Alfred Ely Beach reveled in science and invention. He was the publisher of Scientific American. He established a successful patent agency. And he built something called “Beach Pneumatic Transit.”
You can’t tell from the name, but it was one of the first subways. In the late 1860’s traffic in New York was horrid and growing more horrid by the hour, it seemed.
Other innovators thought that elevated railways were the answer. Beach thought that an underground railway made more sense.
In 1869, Beach began digging a tunnel under South Broadway. He imagined a train that was powered by fan-forced air. He even invented a pneumatic shield to make it possible, modeling it on one designed for boring a tunnel under the Thames.
Beach’s tunnel was completed in 1870. The total length was about 300 feet. The system had a single car and a single station. Both were quite impressive, though, incorporating paintings, frescoes, and fine furniture.
Beach Pneumatic Transit operated as a demonstration project for about three years. Beach could see no way to make a profit from the endeavor and the technology never worked for large-scale transit. So, the system was shut down, sealed up, and forgotten.
Forgotten, that is, until 1912 when a crew boring a tunnel for the Interborough Rapid Transit (IRT) bored straight into the old tunnel. The original station was still there, frescoes and all. The car was still there, too, complete with furniture.

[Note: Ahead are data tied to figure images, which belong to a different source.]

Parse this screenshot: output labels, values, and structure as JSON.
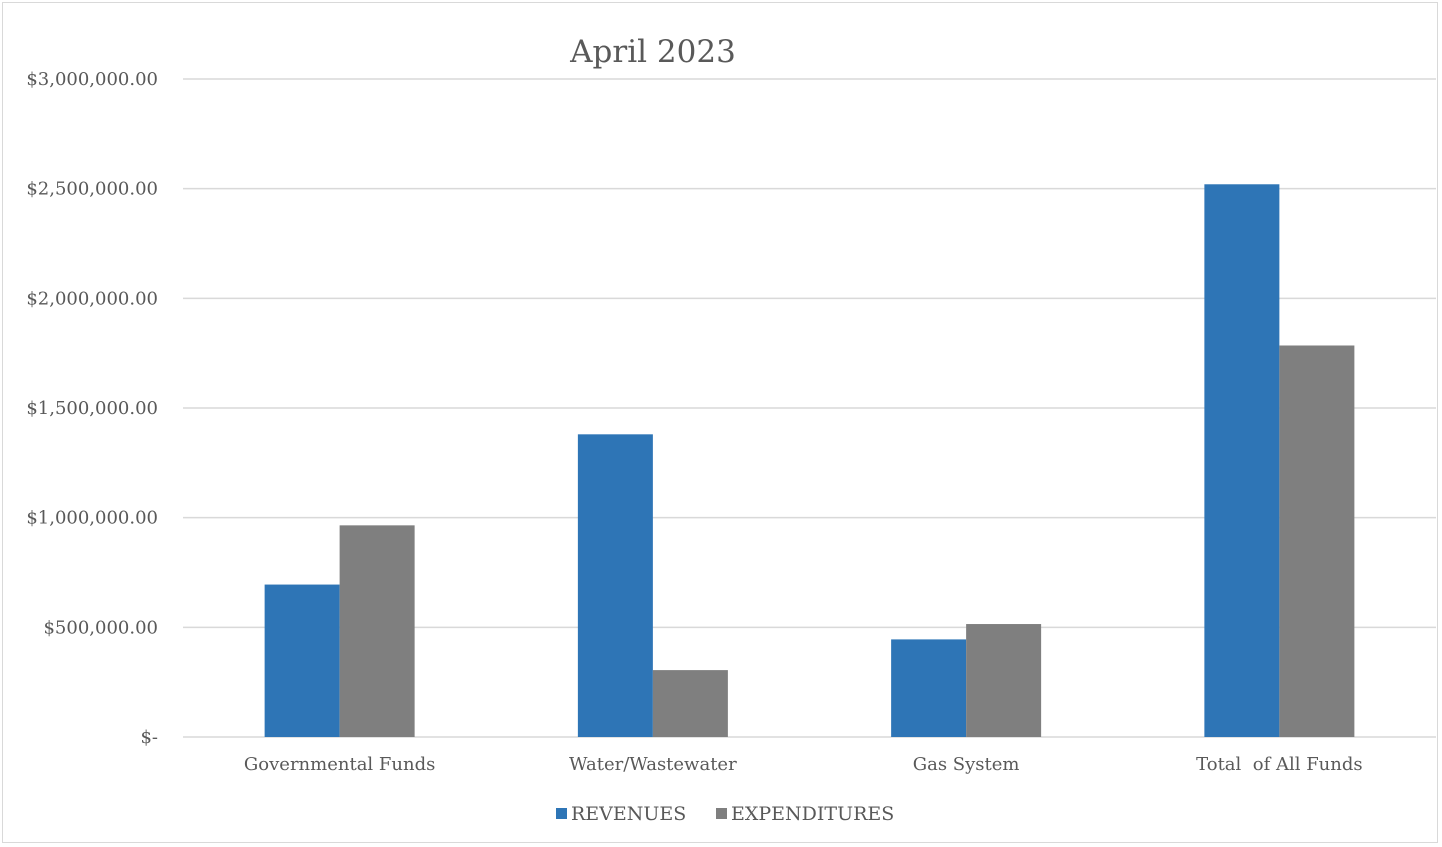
{
  "chart_data": {
    "type": "bar",
    "title": "April 2023",
    "xlabel": "",
    "ylabel": "",
    "categories": [
      "Governmental Funds",
      "Water/Wastewater",
      "Gas System",
      "Total  of All Funds"
    ],
    "series": [
      {
        "name": "REVENUES",
        "color": "#2e75b6",
        "values": [
          695000,
          1380000,
          445000,
          2520000
        ]
      },
      {
        "name": "EXPENDITURES",
        "color": "#7f7f7f",
        "values": [
          965000,
          305000,
          515000,
          1785000
        ]
      }
    ],
    "ylim": [
      0,
      3000000
    ],
    "yticks": [
      {
        "value": 0,
        "label": "$-"
      },
      {
        "value": 500000,
        "label": "$500,000.00"
      },
      {
        "value": 1000000,
        "label": "$1,000,000.00"
      },
      {
        "value": 1500000,
        "label": "$1,500,000.00"
      },
      {
        "value": 2000000,
        "label": "$2,000,000.00"
      },
      {
        "value": 2500000,
        "label": "$2,500,000.00"
      },
      {
        "value": 3000000,
        "label": "$3,000,000.00"
      }
    ],
    "grid": true,
    "legend_position": "bottom"
  }
}
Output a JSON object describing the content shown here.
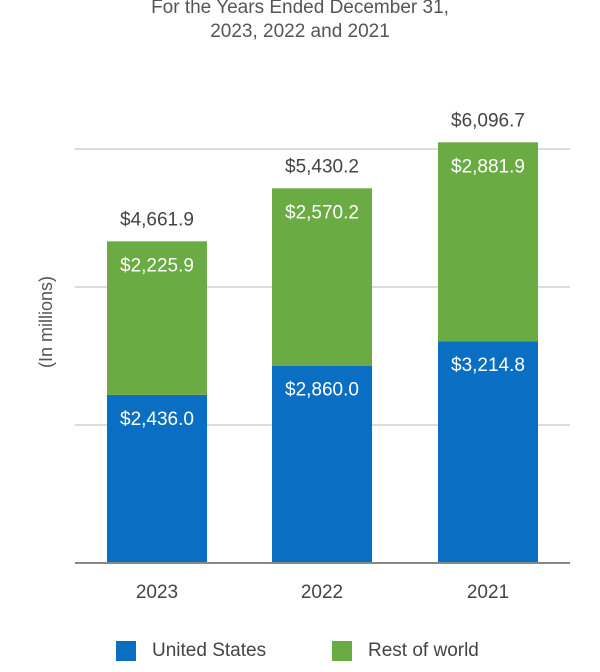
{
  "chart_data": {
    "type": "bar",
    "stacked": true,
    "title": "",
    "subtitle_lines": [
      "For the Years Ended December 31,",
      "2023, 2022 and 2021"
    ],
    "ylabel": "(In millions)",
    "xlabel": "",
    "categories": [
      "2023",
      "2022",
      "2021"
    ],
    "totals": [
      "$4,661.9",
      "$5,430.2",
      "$6,096.7"
    ],
    "series": [
      {
        "name": "United States",
        "color": "#0a6fc2",
        "values": [
          2436.0,
          2860.0,
          3214.8
        ],
        "labels": [
          "$2,436.0",
          "$2,860.0",
          "$3,214.8"
        ]
      },
      {
        "name": "Rest of world",
        "color": "#6aab44",
        "values": [
          2225.9,
          2570.2,
          2881.9
        ],
        "labels": [
          "$2,225.9",
          "$2,570.2",
          "$2,881.9"
        ]
      }
    ],
    "ylim": [
      0,
      6000
    ],
    "grid": true,
    "legend_position": "bottom"
  }
}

Hidden Treasures Rule Nr 1: We learn from trials, even the ones that don’t work the way we think they will. Beach learned that his idea was not likely to be profitable and moved on to other things.
Hidden Treasures Rule Nr 2: The results of our trials are often still around, even if they’ve been buried for years. You could have a lot of value buried in those trials.
Hidden Treasures Rule Nr 3: Use your buried ideas for inspiration and insight. Here’s now Nucor does it.
Nucor is the largest steelmaker in the United States. They don’t have a Research and Development department. Instead, they expect workers and managers to come up with ideas and try them out. Many don’t work out. Nucor estimates the “failure” rate at about 50 percent. But a “failed” idea at Nucor doesn’t mean “buried forever.”
Every Nucor plant has a storehouse for technology and equipment that just didn’t work. They often spark ideas for new and better things to try. Sometimes circumstances change and an idea that wasn’t that good before becomes very good.
Nucor expects people to wander back to the storehouse from time to time, to look for good ideas among the bad. You can do the same thing. Every now and then, review your failures. You just might find some hidden treasure.